Preferred Qualifications:

  • Mentor developing team members
  • Professional Certifications such as RHCE, CISSP, CCNA/CCIE
  • Working knowledge of HPC/AI systems and components
  • Working knowledge of Agile methodologies
  • In-depth experience with Slurm workload manager.
  • Experience with containerization technologies (e.g., Docker, Singularity).

 

Location:

This is a hybrid role where you will be onsite at least 3 days per week in the Richmond, VA area.

 

Travel:

Estimated 10-25% travel required

 

Compensation & Benefits

The pay range that the Company reasonably expects to pay for this position in Virginia is $124,000 - $171,000; the pay ultimately offered within the expected range may vary based on business considerations, including job-related knowledge, skills, experience, and education. The position is bonus-eligible, and there are medical, dental, and vision benefits available.

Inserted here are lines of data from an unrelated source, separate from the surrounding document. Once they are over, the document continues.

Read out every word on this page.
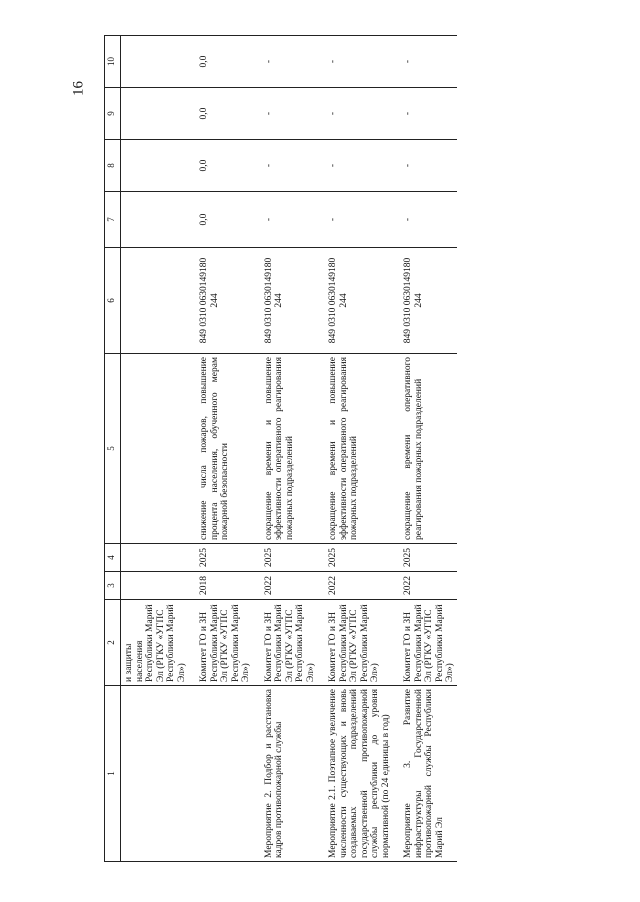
16
1	2	3	4	5	6	7	8	9	10
	и защиты населения Республики Марий Эл (РГКУ «УГПС Республики Марий Эл»)								

	Комитет ГО и ЗН Республики Марий Эл (РГКУ «УГПС Республики Марий Эл»)	2018	2025	снижение числа пожаров, повышение процента населения, обученного мерам пожарной безопасности	849 0310 0630149180 244	0,0	0,0	0,0	0,0

Мероприятие 2. Подбор и расстановка кадров противопожарной службы	Комитет ГО и ЗН Республики Марий Эл (РГКУ «УГПС Республики Марий Эл»)	2022	2025	сокращение времени и повышение эффективности оперативного реагирования пожарных подразделений	849 0310 0630149180 244	-	-	-	-

Мероприятие 2.1. Поэтапное увеличение численности существующих и вновь создаваемых подразделений государственной противопожарной службы республики до уровня нормативной (по 24 единицы в год)	Комитет ГО и ЗН Республики Марий Эл (РГКУ «УГПС Республики Марий Эл»)	2022	2025	сокращение времени и повышение эффективности оперативного реагирования пожарных подразделений	849 0310 0630149180 244	-	-	-	-

Мероприятие 3. Развитие инфраструктуры Государственной противопожарной службы Республики Марий Эл	Комитет ГО и ЗН Республики Марий Эл (РГКУ «УГПС Республики Марий Эл»)	2022	2025	сокращение времени оперативного реагирования пожарных подразделений	849 0310 0630149180 244	-	-	-	-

There is a 401k saving plan and other benefits, such as Paid Time Off, Life Insurance, and an Employee Assistance Plan.   

 

Diversity and Inclusion Statement

SGH, together with its affiliates, is committed to creating a diverse environment that embraces differences and fosters inclusion.

 

Equal Opportunity Statement

We are an Affirmative Action/Equal Opportunity Employer and strongly committed to all policies which will afford equal opportunity employment to all qualified persons without regard to age, national origin, race, ethnicity, creed, gender, disability, veteran status, or any other characteristic protected by law.